作成者: 小原 / 市瀬|2021/11/16

  国内外に多数の拠点を抱えるグローバル企業において、本社部門が組織全体のセキュリティをどのようにマネジメントしていくかは難しい課題である。当社においてもグローバル企業の本社IT・セキュリティ担当の方から次のようなお悩みが届くことが多い。

 

「各拠点にどれくらいのセキュリティ対策を求めるのが良いのか、どこまでできていれば良いのかがわからない」
「現地へ渡航しなくても海外子会社のセキュリティ対策状況を把握するにはどうしたらよいか」
「過去に買収した海外子会社で情報漏洩のインシデントが発生したが、会社の手順通りの対応が行われずに被害が拡大してしまった」
「オフィスへの出社を前提としたセキュリティルールや体制がどこまで機能するかわからない」

 

 コロナ影響を経て企業のビジネスや勤務の形態が変わり、ルール・管理体制やIT環境の見直しが求められている昨今において、グローバル企業の本社部門が取り組むべきセキュリティ活動の課題はより難易度が上がっていると言える。

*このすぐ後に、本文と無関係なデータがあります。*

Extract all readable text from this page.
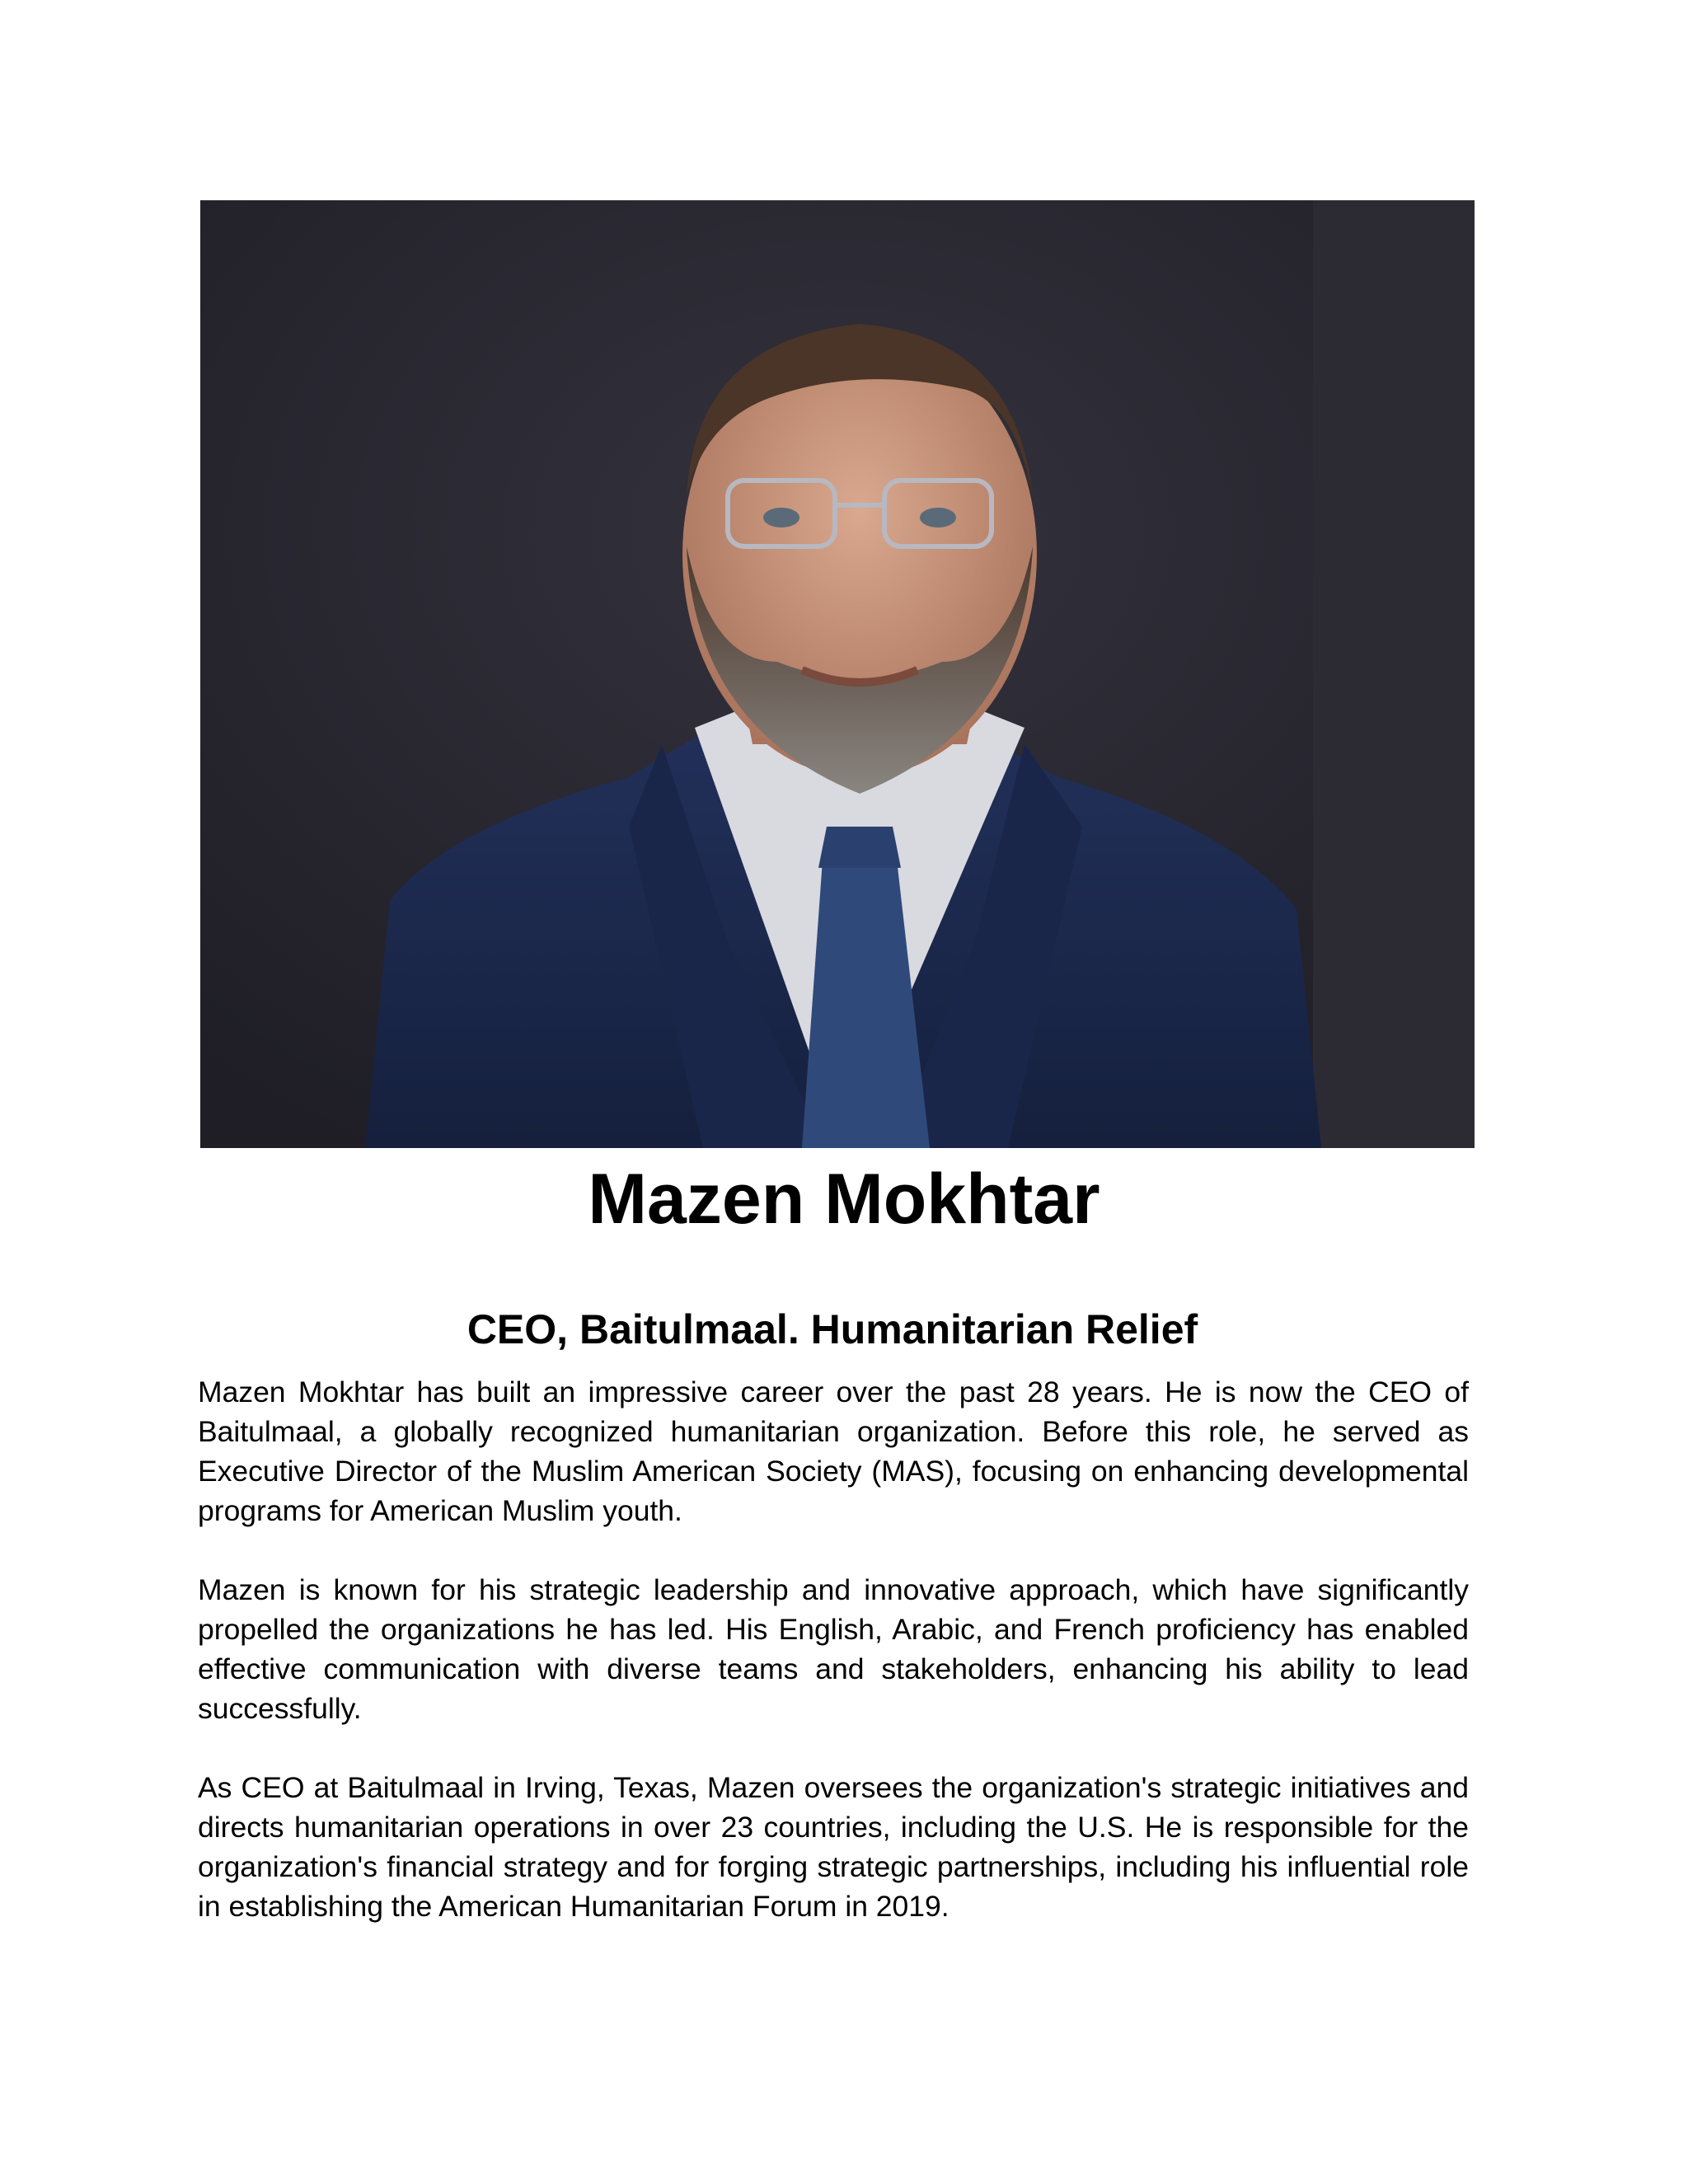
Mazen Mokhtar
CEO, Baitulmaal. Humanitarian Relief

Mazen Mokhtar has built an impressive career over the past 28 years. He is now the CEO of Baitulmaal, a globally recognized humanitarian organization. Before this role, he served as Executive Director of the Muslim American Society (MAS), focusing on enhancing developmental programs for American Muslim youth.

Mazen is known for his strategic leadership and innovative approach, which have significantly propelled the organizations he has led. His English, Arabic, and French proficiency has enabled effective communication with diverse teams and stakeholders, enhancing his ability to lead successfully.

As CEO at Baitulmaal in Irving, Texas, Mazen oversees the organization's strategic initiatives and directs humanitarian operations in over 23 countries, including the U.S. He is responsible for the organization's financial strategy and for forging strategic partnerships, including his influential role in establishing the American Humanitarian Forum in 2019.
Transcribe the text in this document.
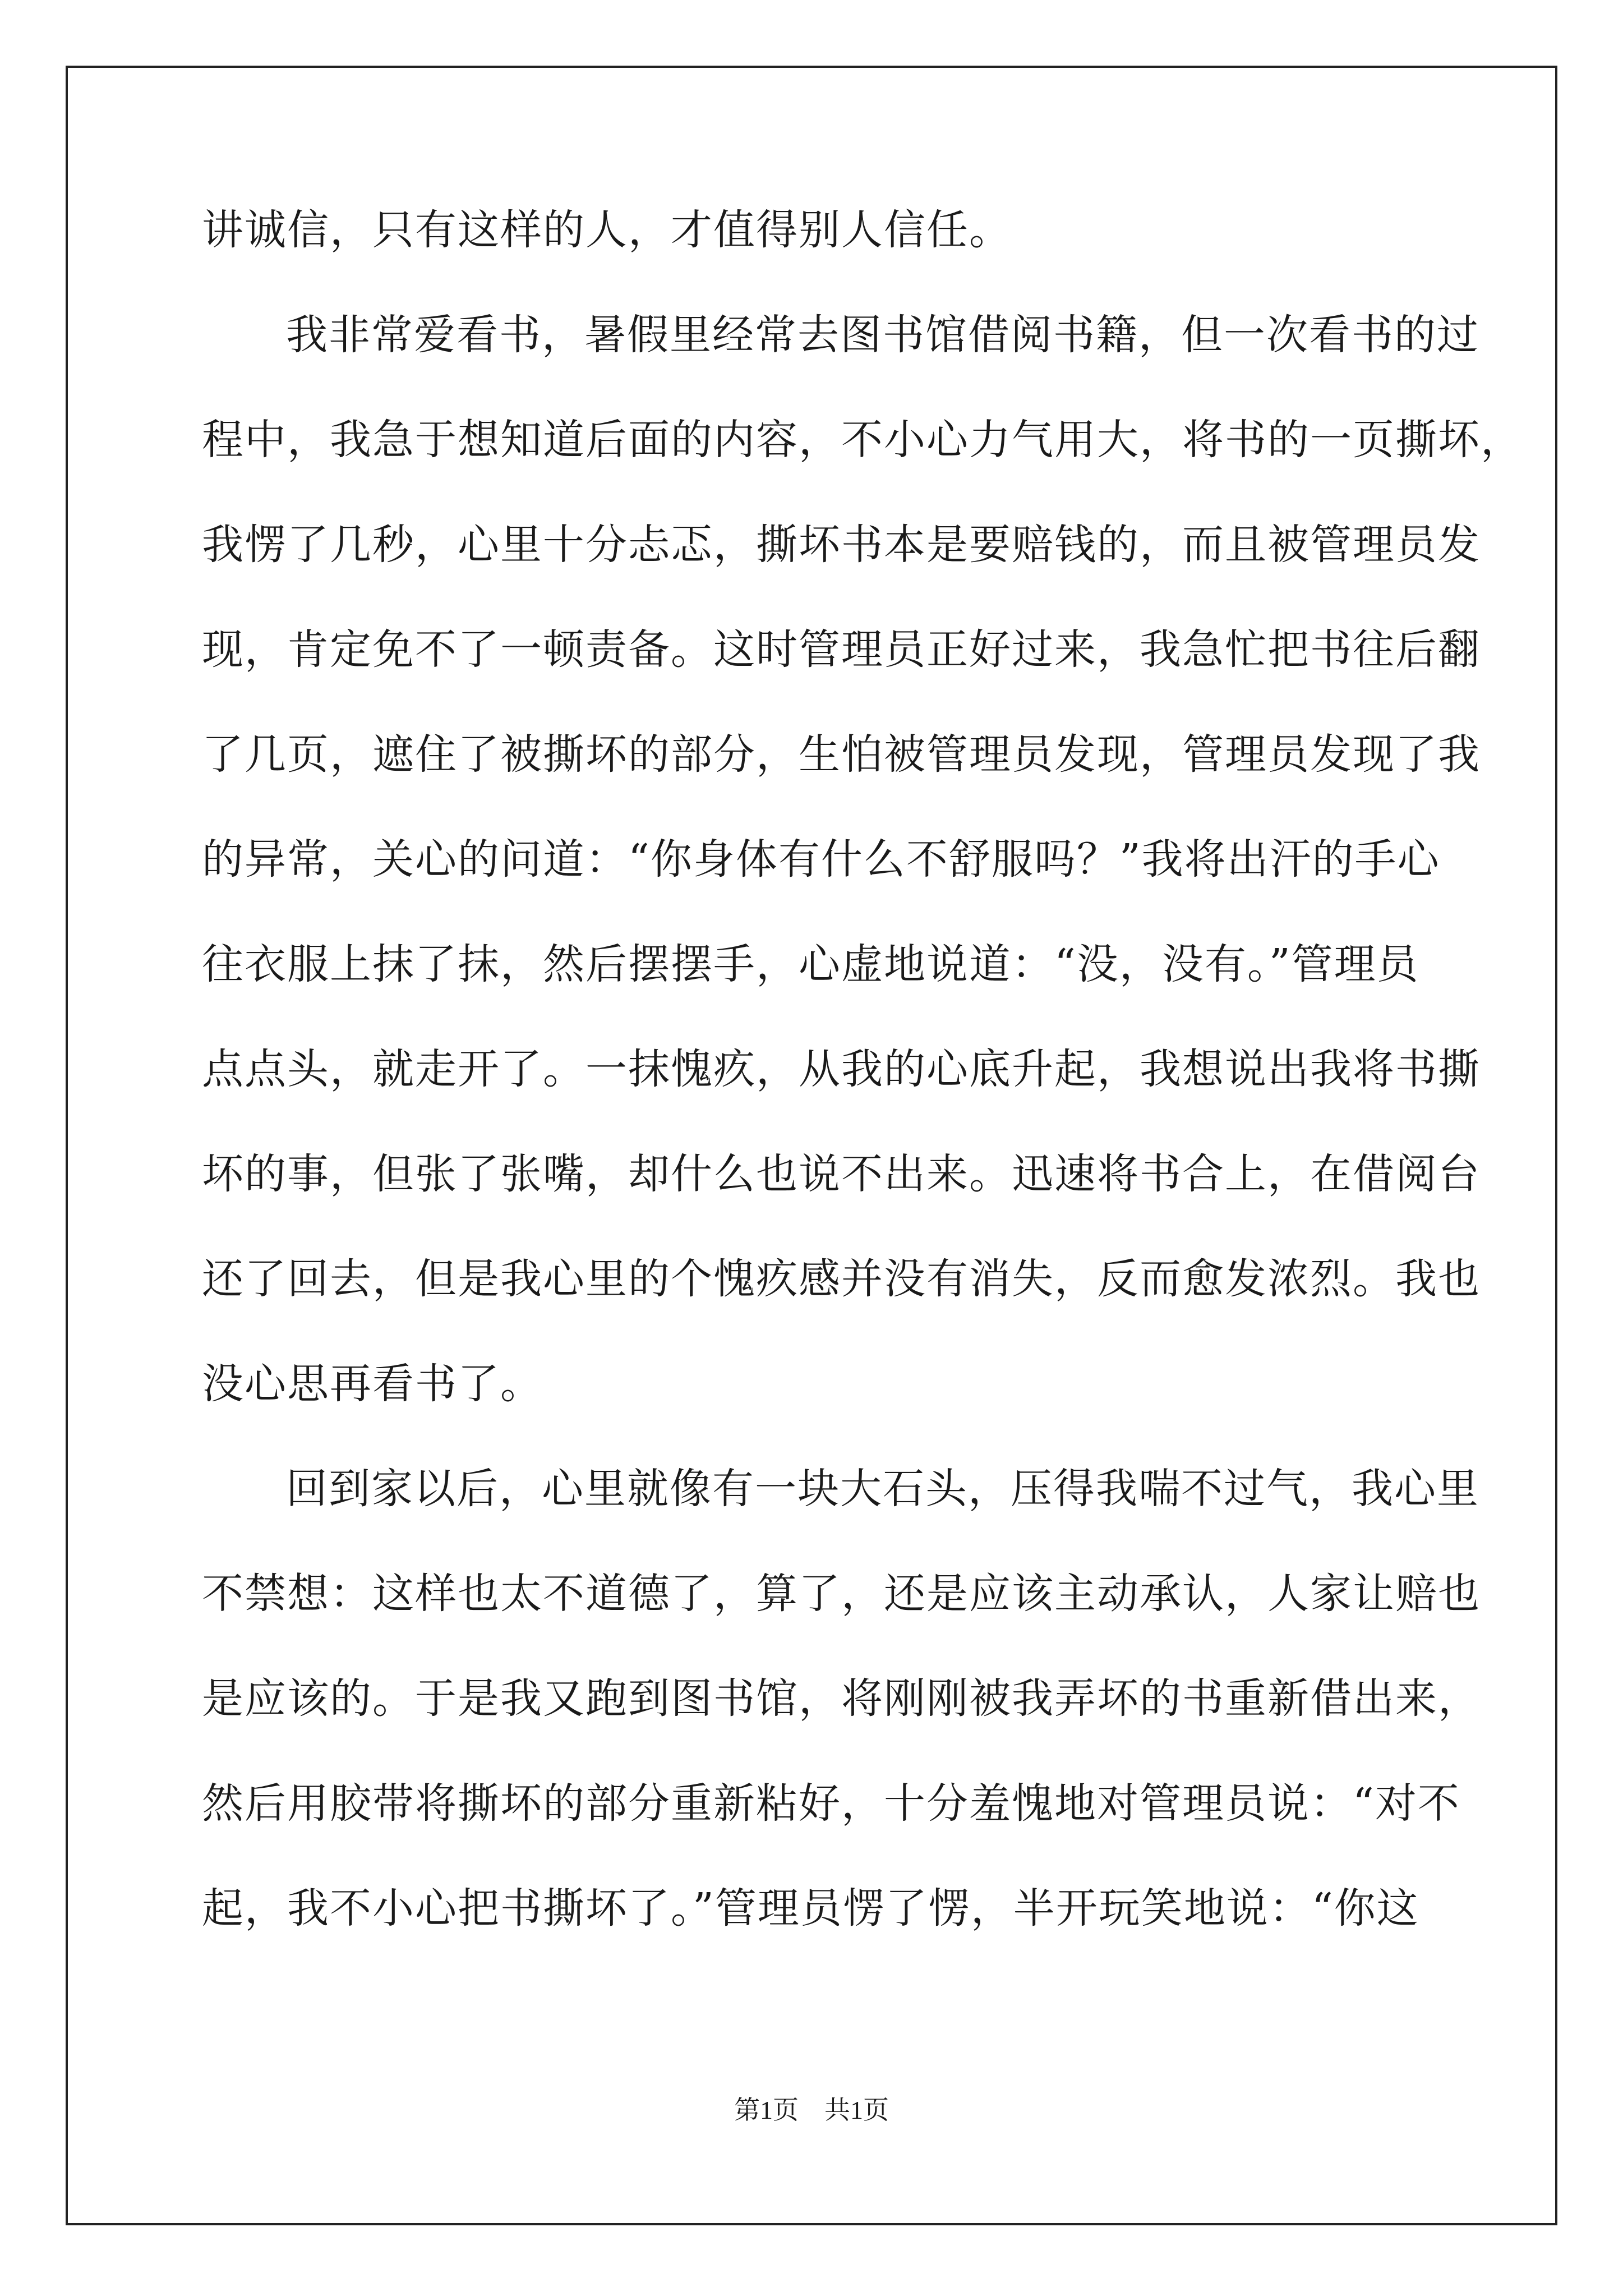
讲诚信，只有这样的人，才值得别人信任。
我非常爱看书，暑假里经常去图书馆借阅书籍，但一次看书的过
程中，我急于想知道后面的内容，不小心力气用大，将书的一页撕坏，
我愣了几秒，心里十分忐忑，撕坏书本是要赔钱的，而且被管理员发
现，肯定免不了一顿责备。这时管理员正好过来，我急忙把书往后翻
了几页，遮住了被撕坏的部分，生怕被管理员发现，管理员发现了我
的异常，关心的问道：“你身体有什么不舒服吗？”我将出汗的手心
往衣服上抹了抹，然后摆摆手，心虚地说道：“没，没有。”管理员
点点头，就走开了。一抹愧疚，从我的心底升起，我想说出我将书撕
坏的事，但张了张嘴，却什么也说不出来。迅速将书合上，在借阅台
还了回去，但是我心里的个愧疚感并没有消失，反而愈发浓烈。我也
没心思再看书了。
回到家以后，心里就像有一块大石头，压得我喘不过气，我心里
不禁想：这样也太不道德了，算了，还是应该主动承认，人家让赔也
是应该的。于是我又跑到图书馆，将刚刚被我弄坏的书重新借出来，
然后用胶带将撕坏的部分重新粘好，十分羞愧地对管理员说：“对不
起，我不小心把书撕坏了。”管理员愣了愣，半开玩笑地说：“你这
第1页　共1页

 そこで本記事では、ポストコロナの時代において、グローバルにセキュリティ対策を推進し、全体をマネジメントする際のポイントを、平時の現状の可視化および有事への備えの2軸でご紹介したい。

 

 

平時の現状の可視化

セキュリティ対策状況を可視化することの大切さと難しさ

 組織全体で効果的にセキュリティ対策を推進するためには、ルールの策定、管理体制の構築、ツール導入等、様々な観点からの対応が不可欠である。しかしながら海外子会社やグローバル拠点のセキュリティをマネジメントする場合、拠点の所在地・規模・事業の種別等によって、求められるセキュリティの水準や実際の対策レベルが大きくばらつくのが実情である。

 

 そのため、各拠点でどこまで何を実施すべきか検討するために、自社のセキュリティルールに則ったチェックリスト等を作成し、拠点ごとのセキュリティ対策状況(どこまで対策できているか、どこに弱点があるのか)を可視化するのが定石である。

 

 ただし、現地への直接の往訪がいまだに制限される中、時差・言語・コミュニケーションに違いのあるグローバル拠点群とリモートでやり取りを行い、セキュリティ対策状況の可視化を完遂するのは困難である。以降、主な課題と対策をご紹介したい。

対象拠点・確認方法の優先順位付け

 自グループの中で可視化すべき拠点数が多い場合、渡航が制限された状況下でそもそもどの拠点からどのように可視化を進めるべきかを迷われる企業が多い。

 

 メリハリを付けてグループ全体を可視化するにあたっては、リスクベースでの優先順位付けが重要である。具体的には下図のように会社として着目する重要なリスクを評価軸として洗い出し、各拠点の比較検討を行う。導出された拠点ごとのリスク評価結果に則り、ふさわしい評価手法(Web会議、アンケート等)を選択すると良い。

図2.アセスメント対象拠点の決定プロセス例

 

 代表的なセキュリティアセスメントの手法とメリット・デメリットは下表のとおりである。エクセルやWebベースでのアンケート用紙を作成し、各拠点の回答を集めて対策状況の評価を行う企業が多いが、回答内容の妥当性が十分に検証できず、正確な状況把握が難しい場合もある。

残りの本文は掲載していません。